Moreau contacted gene sequencer manufacturers, asking them not to sell equipment to the Chinese government. His efforts brought the issue to the attention of lawmakers in the US and Europe. In 2019, Thermo Fisher – one of the world’s largest manufacturers of genetic sequencing technology – announced that it would stop selling and servicing equipment to the police in Xinjiang. 

More recently, Moreau has called attention to China’s efforts to collect and process biometric data like facial scans and fingerprints on a mass scale, arguing that people in Xinjiang are not in a position to provide informed or voluntary consent to the use of their personal data. He successfully pressured scientific journals to reject or retract papers on facial recognition research based on Chinese government data or co-authored with Chinese government officials. “I wanted to use these cases to open up a discussion on mass surveillance, which is one of the core challenges of the 21st century,” Moreau says. 
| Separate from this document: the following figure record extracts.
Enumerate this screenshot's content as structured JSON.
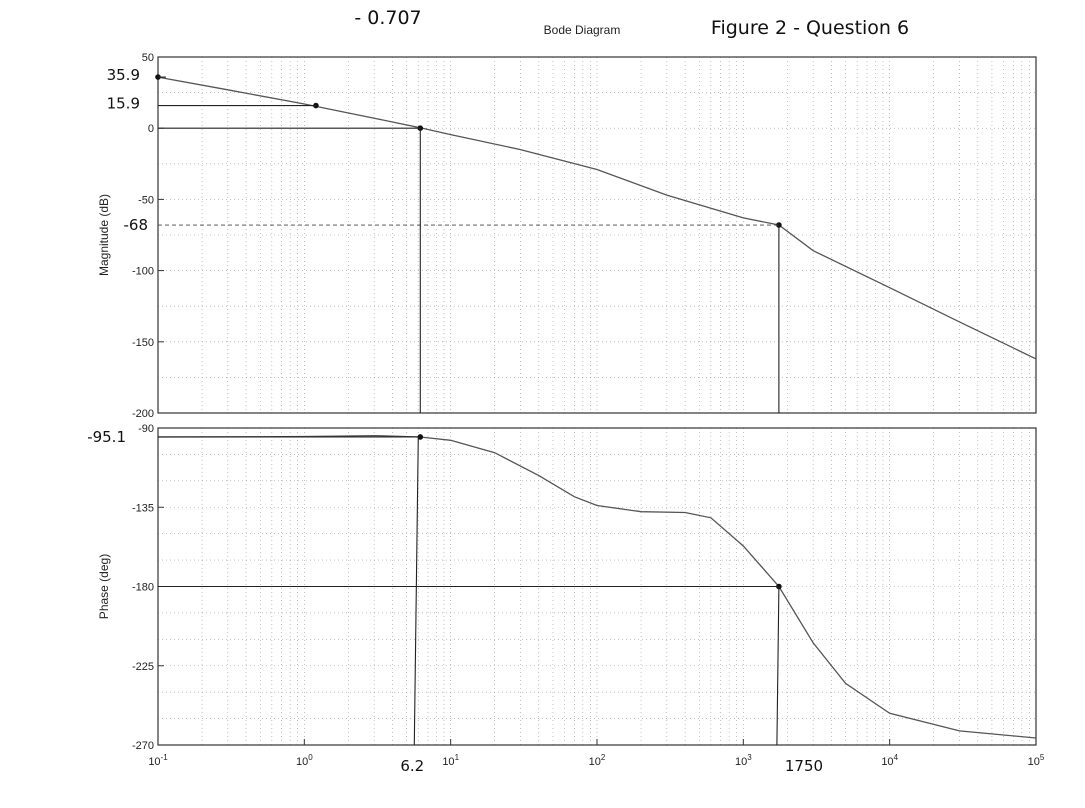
{
  "title": "Bode Diagram",
  "annotations": {
    "top_note": "- 0.707",
    "figure_label": "Figure 2 - Question 6"
  },
  "chart_data": [
    {
      "type": "line",
      "panel": "magnitude",
      "ylabel": "Magnitude (dB)",
      "xscale": "log",
      "xlim": [
        0.1,
        100000
      ],
      "ylim": [
        -200,
        50
      ],
      "yticks": [
        50,
        0,
        -50,
        -100,
        -150,
        -200
      ],
      "grid": true,
      "series": [
        {
          "x": [
            0.1,
            0.3,
            1,
            3,
            6.2,
            10,
            30,
            100,
            300,
            1000,
            1750,
            3000,
            10000,
            30000,
            100000
          ],
          "y": [
            35.9,
            27,
            17,
            7,
            0.3,
            -4.5,
            -15,
            -29,
            -47,
            -63,
            -68,
            -86,
            -112,
            -136,
            -162
          ]
        }
      ],
      "marked_points": [
        {
          "x": 0.1,
          "y": 35.9,
          "label": "35.9"
        },
        {
          "x": 1.2,
          "y": 15.9,
          "label": "15.9"
        },
        {
          "x": 6.2,
          "y": 0
        },
        {
          "x": 1750,
          "y": -68,
          "label": "-68"
        }
      ],
      "tick_labels": {
        "35.9": "35.9",
        "15.9": "15.9",
        "-68": "-68"
      }
    },
    {
      "type": "line",
      "panel": "phase",
      "ylabel": "Phase (deg)",
      "xlabel": "",
      "xscale": "log",
      "xlim": [
        0.1,
        100000
      ],
      "ylim": [
        -270,
        -90
      ],
      "yticks": [
        -90,
        -135,
        -180,
        -225,
        -270
      ],
      "xticks": [
        {
          "value": 0.1,
          "label": "10-1"
        },
        {
          "value": 1,
          "label": "100"
        },
        {
          "value": 10,
          "label": "101"
        },
        {
          "value": 100,
          "label": "102"
        },
        {
          "value": 1000,
          "label": "103"
        },
        {
          "value": 10000,
          "label": "104"
        },
        {
          "value": 100000,
          "label": "105"
        }
      ],
      "grid": true,
      "series": [
        {
          "x": [
            0.1,
            0.5,
            1,
            3,
            6.2,
            10,
            20,
            40,
            70,
            100,
            200,
            400,
            600,
            1000,
            1750,
            3000,
            5000,
            10000,
            30000,
            100000
          ],
          "y": [
            -95.1,
            -95,
            -94.8,
            -94.3,
            -95.1,
            -97,
            -104,
            -117,
            -129,
            -134,
            -137.5,
            -138,
            -141,
            -157,
            -180,
            -212,
            -235,
            -252,
            -262,
            -266
          ]
        }
      ],
      "marked_points": [
        {
          "x": 6.2,
          "y": -95.1,
          "label": "-95.1"
        },
        {
          "x": 1750,
          "y": -180
        }
      ],
      "x_annotations": [
        {
          "value": 6.2,
          "label": "6.2"
        },
        {
          "value": 1750,
          "label": "1750"
        }
      ],
      "tick_labels": {
        "-95.1": "-95.1"
      }
    }
  ]
}
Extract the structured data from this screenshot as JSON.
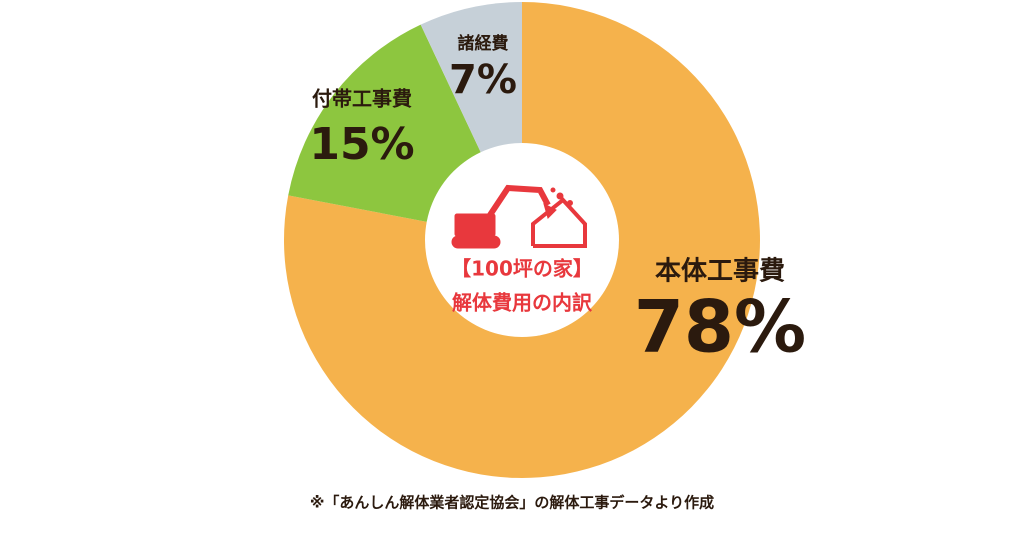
{
  "chart_data": {
    "type": "donut",
    "categories": [
      "本体工事費",
      "付帯工事費",
      "諸経費"
    ],
    "values": [
      78,
      15,
      7
    ],
    "value_labels": [
      "78%",
      "15%",
      "7%"
    ],
    "colors": [
      "#f5b24c",
      "#8dc63f",
      "#c6d0d8"
    ],
    "center_text": [
      "【100坪の家】",
      "解体費用の内訳"
    ],
    "center_color": "#e8383d",
    "note": "※「あんしん解体業者認定協会」の解体工事データより作成"
  }
}
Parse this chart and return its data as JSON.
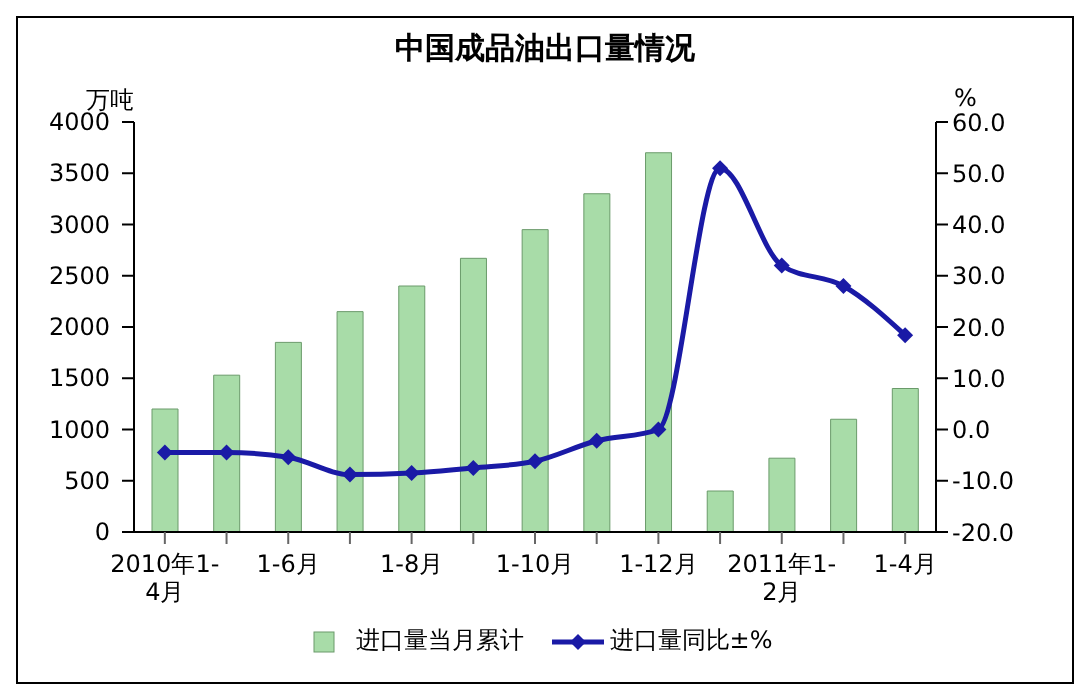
{
  "chart_data": {
    "type": "bar",
    "title": "中国成品油出口量情况",
    "ylabel": "万吨",
    "y2label": "%",
    "categories": [
      "2010年1-4月",
      null,
      "1-6月",
      null,
      "1-8月",
      null,
      "1-10月",
      null,
      "1-12月",
      null,
      "2011年1-2月",
      null,
      "1-4月"
    ],
    "series": [
      {
        "name": "进口量当月累计",
        "color": "#a8dca8",
        "values": [
          1200,
          1530,
          1850,
          2150,
          2400,
          2670,
          2950,
          3300,
          3700,
          400,
          720,
          1100,
          1400
        ]
      },
      {
        "name": "进口量同比±%",
        "type": "line",
        "axis": "y2",
        "color": "#1a1aa6",
        "marker": "diamond",
        "values": [
          -4.5,
          -4.5,
          -5.4,
          -8.8,
          -8.5,
          -7.5,
          -6.2,
          -2.2,
          0.0,
          51,
          32,
          28,
          18.4
        ]
      }
    ],
    "ylim": [
      0,
      4000
    ],
    "yticks": [
      0,
      500,
      1000,
      1500,
      2000,
      2500,
      3000,
      3500,
      4000
    ],
    "y2lim": [
      -20,
      60
    ],
    "y2ticks": [
      {
        "value": -20,
        "label": "-20.0"
      },
      {
        "value": -10,
        "label": "-10.0"
      },
      {
        "value": 0,
        "label": "0.0"
      },
      {
        "value": 10,
        "label": "10.0"
      },
      {
        "value": 20,
        "label": "20.0"
      },
      {
        "value": 30,
        "label": "30.0"
      },
      {
        "value": 40,
        "label": "40.0"
      },
      {
        "value": 50,
        "label": "50.0"
      },
      {
        "value": 60,
        "label": "60.0"
      }
    ],
    "grid": false,
    "legend": "bottom"
  }
}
Moreau’s no privacy purist. His decades of work in the medical field show that DNA databanks can save lives. And he acknowledges that DNA data can play a part in tracking down criminals as well. But in his view democratic societies have to openly discuss the way data is used, and scientists must play a role in that discussion. “A lot of things are possible nowadays – and that leads to an understandable desire to collect as much data as possible,” Moreau says.

“We have to decide as a society what level of surveillance we want to accept. The challenge is to mitigate risk and find a sweet spot between benefit and risk.” 
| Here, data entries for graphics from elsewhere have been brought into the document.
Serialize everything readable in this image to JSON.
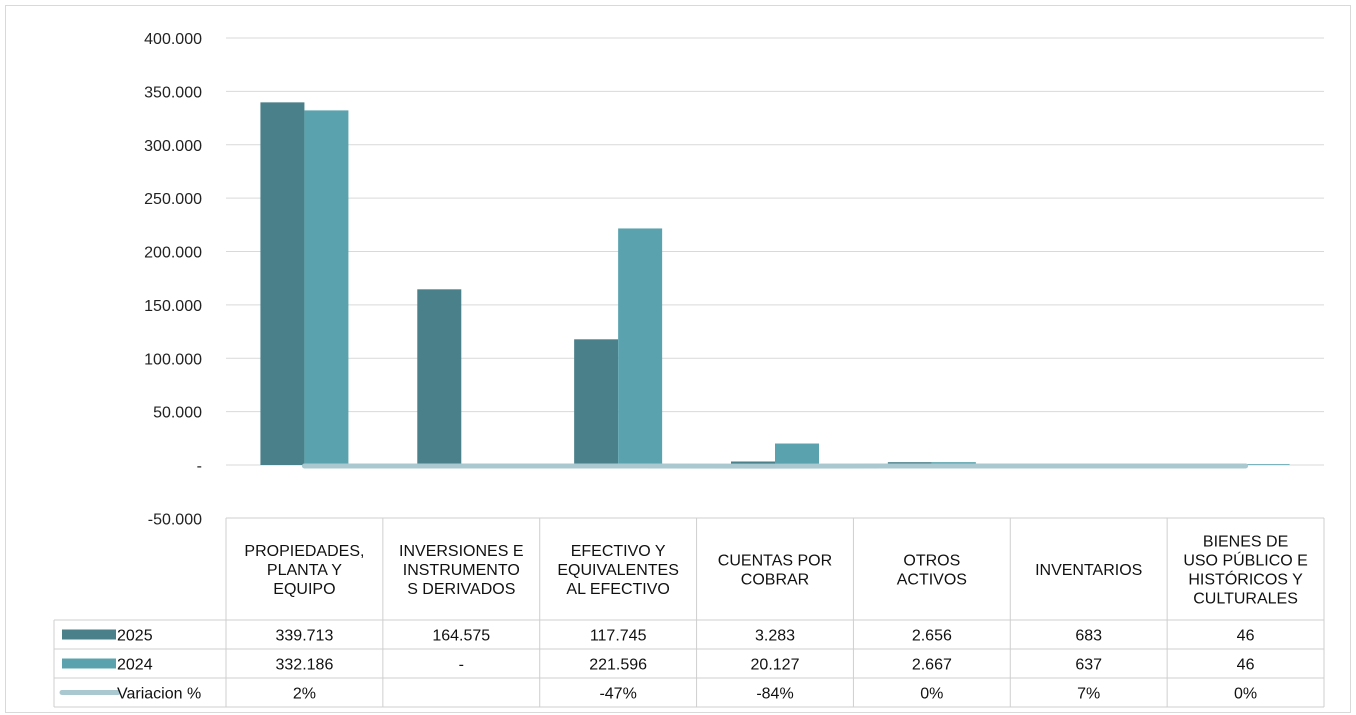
{
  "chart_data": {
    "type": "bar",
    "title": "",
    "categories": [
      [
        "PROPIEDADES,",
        "PLANTA Y",
        "EQUIPO"
      ],
      [
        "INVERSIONES E",
        "INSTRUMENTO",
        "S DERIVADOS"
      ],
      [
        "EFECTIVO Y",
        "EQUIVALENTES",
        "AL EFECTIVO"
      ],
      [
        "CUENTAS POR",
        "COBRAR"
      ],
      [
        "OTROS",
        "ACTIVOS"
      ],
      [
        "INVENTARIOS"
      ],
      [
        "BIENES DE",
        "USO PÚBLICO E",
        "HISTÓRICOS Y",
        "CULTURALES"
      ]
    ],
    "series": [
      {
        "name": "2025",
        "kind": "bar",
        "color": "#4a808a",
        "values": [
          339713,
          164575,
          117745,
          3283,
          2656,
          683,
          46
        ],
        "labels": [
          "339.713",
          "164.575",
          "117.745",
          "3.283",
          "2.656",
          "683",
          "46"
        ]
      },
      {
        "name": "2024",
        "kind": "bar",
        "color": "#5aa3ae",
        "values": [
          332186,
          0,
          221596,
          20127,
          2667,
          637,
          46
        ],
        "labels": [
          "332.186",
          "-",
          "221.596",
          "20.127",
          "2.667",
          "637",
          "46"
        ]
      },
      {
        "name": "Variacion %",
        "kind": "line",
        "color": "#a9c8cf",
        "values": [
          2,
          null,
          -47,
          -84,
          0,
          7,
          0
        ],
        "labels": [
          "2%",
          "",
          "-47%",
          "-84%",
          "0%",
          "7%",
          "0%"
        ]
      }
    ],
    "ylim": [
      -50000,
      400000
    ],
    "yticks": [
      {
        "value": 400000,
        "label": "400.000"
      },
      {
        "value": 350000,
        "label": "350.000"
      },
      {
        "value": 300000,
        "label": "300.000"
      },
      {
        "value": 250000,
        "label": "250.000"
      },
      {
        "value": 200000,
        "label": "200.000"
      },
      {
        "value": 150000,
        "label": "150.000"
      },
      {
        "value": 100000,
        "label": "100.000"
      },
      {
        "value": 50000,
        "label": "50.000"
      },
      {
        "value": 0,
        "label": "-"
      },
      {
        "value": -50000,
        "label": "-50.000"
      }
    ],
    "grid": true,
    "legend": "data-table"
  }
}
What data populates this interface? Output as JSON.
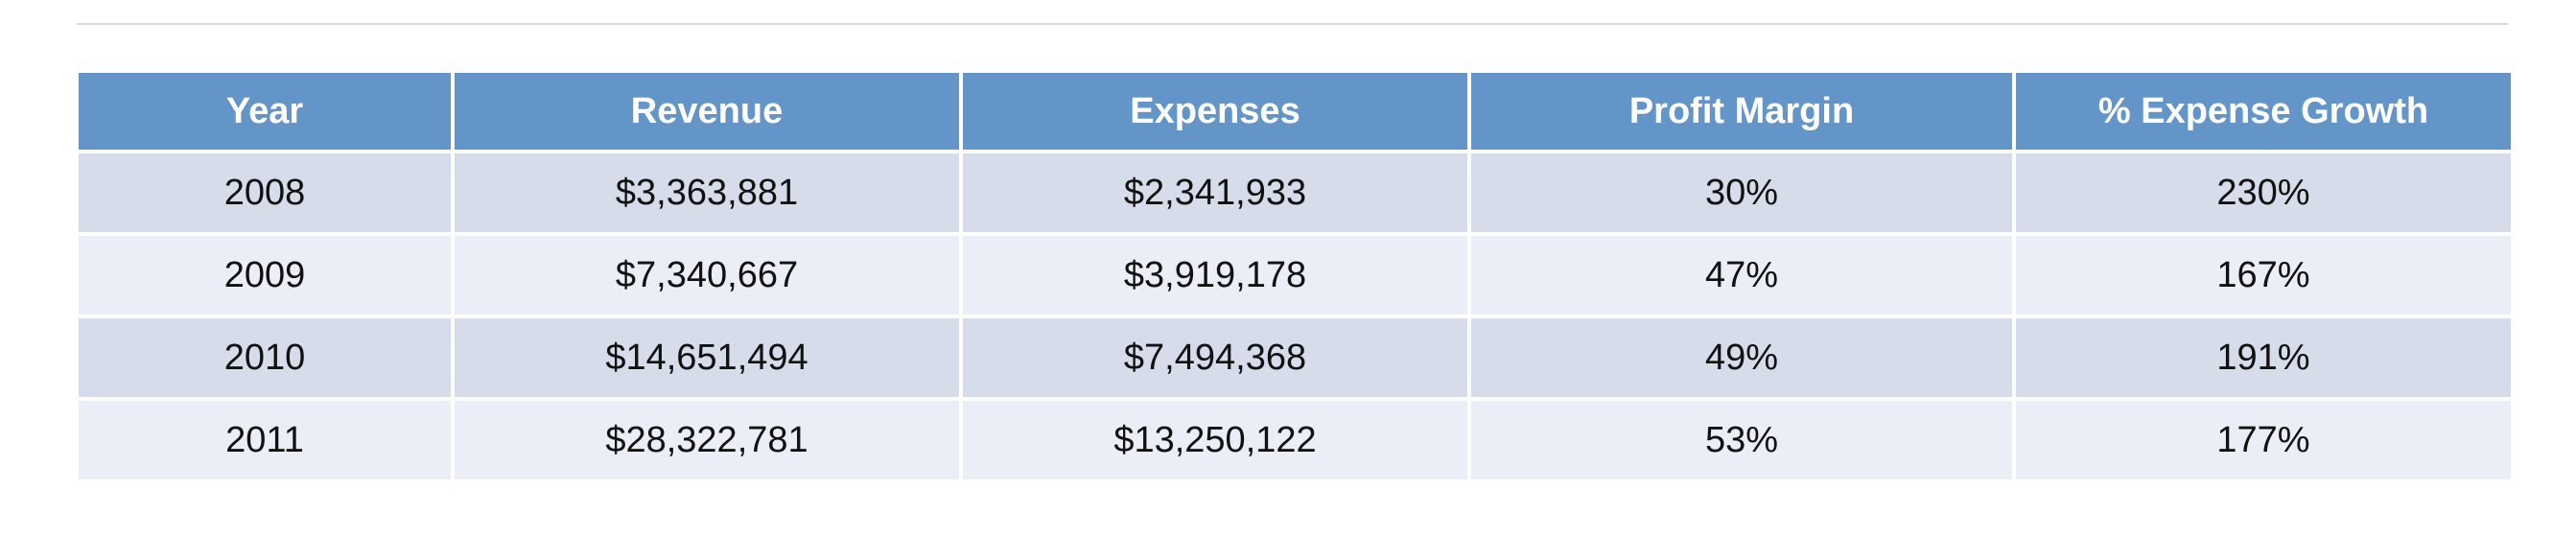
{
  "table": {
    "headers": [
      "Year",
      "Revenue",
      "Expenses",
      "Profit Margin",
      "% Expense Growth"
    ],
    "rows": [
      [
        "2008",
        "$3,363,881",
        "$2,341,933",
        "30%",
        "230%"
      ],
      [
        "2009",
        "$7,340,667",
        "$3,919,178",
        "47%",
        "167%"
      ],
      [
        "2010",
        "$14,651,494",
        "$7,494,368",
        "49%",
        "191%"
      ],
      [
        "2011",
        "$28,322,781",
        "$13,250,122",
        "53%",
        "177%"
      ]
    ]
  },
  "colors": {
    "header_bg": "#6495c8",
    "header_text": "#ffffff",
    "row_odd_bg": "#d6dcea",
    "row_even_bg": "#ebeef6",
    "divider": "#d9d9d9"
  }
}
The stakes are high, in fields ranging from biometrics and facial recognition to artificial intelligence – all of which have the potential to rapidly change society in ways that will be difficult to reverse or predict. But too often researchers don’t engage with the consequences of their discoveries. “Most scientists say, ‘we are working for the advancement of science, and don’t want to make moral judgments.’ Science stops with the use of what they’re doing,” says Michel Cosnard, a computer scientist at Côte d’Azur University in France and Einstein Foundation jury member. “Moreau looks at the implications for society too. He’s unique in that sense.” 
 

“We are changing society, so we need to engage in social debates.” (Yves Moreau) 
 

Moreau hopes for no less than a cultural transformation in science and engineering education. “In Europe, engineers have very little training in reflecting on our role in society,” he says. “They solve problems, but don’t ask questions. I’d like to foster a change in the tech community’s culture – we are changing society, so we need to engage in social debates.” 
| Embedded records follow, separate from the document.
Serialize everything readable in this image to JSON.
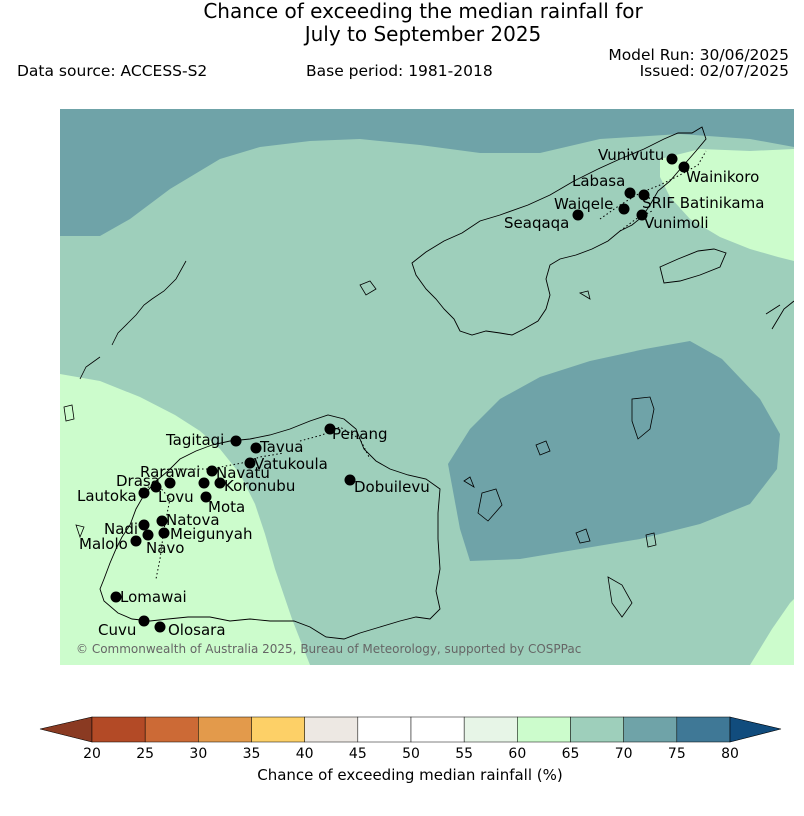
{
  "header": {
    "title_line1": "Chance of exceeding the median rainfall for",
    "title_line2": "July to September 2025",
    "data_source": "Data source: ACCESS-S2",
    "base_period": "Base period: 1981-2018",
    "model_run": "Model Run: 30/06/2025",
    "issued": "Issued: 02/07/2025"
  },
  "map": {
    "credit": "© Commonwealth of Australia 2025, Bureau of Meteorology, supported by COSPPac",
    "colors": {
      "c60_65": "#ccfccc",
      "c65_70": "#9ecfbb",
      "c70_75": "#6fa3a8",
      "coast": "#000000"
    },
    "towns": [
      {
        "name": "Vunivutu"
      },
      {
        "name": "Wainikoro"
      },
      {
        "name": "Labasa"
      },
      {
        "name": "SRIF Batinikama"
      },
      {
        "name": "Waiqele"
      },
      {
        "name": "Seaqaqa"
      },
      {
        "name": "Vunimoli"
      },
      {
        "name": "Penang"
      },
      {
        "name": "Tagitagi"
      },
      {
        "name": "Tavua"
      },
      {
        "name": "Vatukoula"
      },
      {
        "name": "Rarawai"
      },
      {
        "name": "Navatu"
      },
      {
        "name": "Drasa"
      },
      {
        "name": "Koronubu"
      },
      {
        "name": "Lautoka"
      },
      {
        "name": "Lovu"
      },
      {
        "name": "Dobuilevu"
      },
      {
        "name": "Mota"
      },
      {
        "name": "Natova"
      },
      {
        "name": "Nadi"
      },
      {
        "name": "Meigunyah"
      },
      {
        "name": "Malolo"
      },
      {
        "name": "Navo"
      },
      {
        "name": "Lomawai"
      },
      {
        "name": "Cuvu"
      },
      {
        "name": "Olosara"
      }
    ]
  },
  "colorbar": {
    "label": "Chance of exceeding median rainfall (%)",
    "ticks": [
      "20",
      "25",
      "30",
      "35",
      "40",
      "45",
      "50",
      "55",
      "60",
      "65",
      "70",
      "75",
      "80"
    ],
    "bins": [
      "#b34a26",
      "#cc6a36",
      "#e39a4b",
      "#fdd067",
      "#ede8e3",
      "#ffffff",
      "#ffffff",
      "#e7f5e7",
      "#ccfccc",
      "#9ecfbb",
      "#6fa3a8",
      "#3f7896"
    ],
    "under_color": "#8a3a22",
    "over_color": "#114c7d"
  }
}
At the University of Leuven, Moreau teaches an ethics class to engineers – something he’d like to see more of at other institutions. For him, it’s not enough to bring in a guest lecturer every once in a while, instead engineers themselves should engage, and not outsource ethics education and research. “When we delegate this work to outsiders, we create a perception this is secondary,” Moreau says. “People with a tech background will be able to relate better to tech students.” 

Cosnard hopes that by recognizing Moreau, the Einstein Foundation will send a message to researchers everywhere. “It’s a good time for such an award – to tell scientists ‘hey, you cannot continue to be in your ivory tower,’” he says. “Look out the window. What you’re doing has big implications for society.”